Questo è un obiettivo gradito alla larga maggioranza del Pd, ma è soprattutto con i cosiddetti «giovani turchi» di Fassina, Orlando e Orfini che il segretario sta cercando di costruire un asse che abbia come obiettivo (dopo l’abbandono del Parlamento da parte di personalità come D’Alema, Veltroni, Turco e altri) una sorta di fase due della «rottamazione», da gestire da Largo del Nazareno – sede del Pd – piuttosto che da Palazzo Vecchio. Ma se questo è davvero il disegno, è chiaro che le acque potrebbero cominciare ad agitarsi notevolmente anche all’interno del Pd: con i prevedibili effetti destabilizzanti sul piano della formazione del governo…

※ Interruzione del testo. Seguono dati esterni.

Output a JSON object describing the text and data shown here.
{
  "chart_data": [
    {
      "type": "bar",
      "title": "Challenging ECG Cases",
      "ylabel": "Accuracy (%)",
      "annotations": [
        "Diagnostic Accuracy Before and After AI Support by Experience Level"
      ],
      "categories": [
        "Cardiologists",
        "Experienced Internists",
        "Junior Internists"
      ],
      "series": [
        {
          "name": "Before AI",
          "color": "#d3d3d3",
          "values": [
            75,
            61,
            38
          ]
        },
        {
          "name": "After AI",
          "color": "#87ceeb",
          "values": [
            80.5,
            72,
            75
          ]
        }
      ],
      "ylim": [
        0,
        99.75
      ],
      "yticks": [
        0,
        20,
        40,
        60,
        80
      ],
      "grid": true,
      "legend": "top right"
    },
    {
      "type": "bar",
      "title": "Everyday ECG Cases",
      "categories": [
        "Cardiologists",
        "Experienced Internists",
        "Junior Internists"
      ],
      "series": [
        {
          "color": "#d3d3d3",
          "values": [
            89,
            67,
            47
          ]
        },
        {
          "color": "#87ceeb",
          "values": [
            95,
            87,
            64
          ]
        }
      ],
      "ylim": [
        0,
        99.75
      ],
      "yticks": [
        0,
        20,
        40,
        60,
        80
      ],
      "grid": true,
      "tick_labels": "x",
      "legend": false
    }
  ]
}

Il lavoro che è di fronte a Napolitano ed alle forze politiche, dunque, resta difficile. Il primo passo, però, è compiuto: e due presidenze su quattro, sono assegnate. Resta da trovare una soluzione per le tessere più difficili dell’intero puzzle: capo del governo e Quirinale. Non sarà facile, e il tempo stringe. Non solo stringe per chi vuole tornare alle urne già a giugno: stringe soprattutto per le risposte urgenti da dare a un Paese squassato da una crisi economica e sociale che pare aggravarsi ogni giorno di più.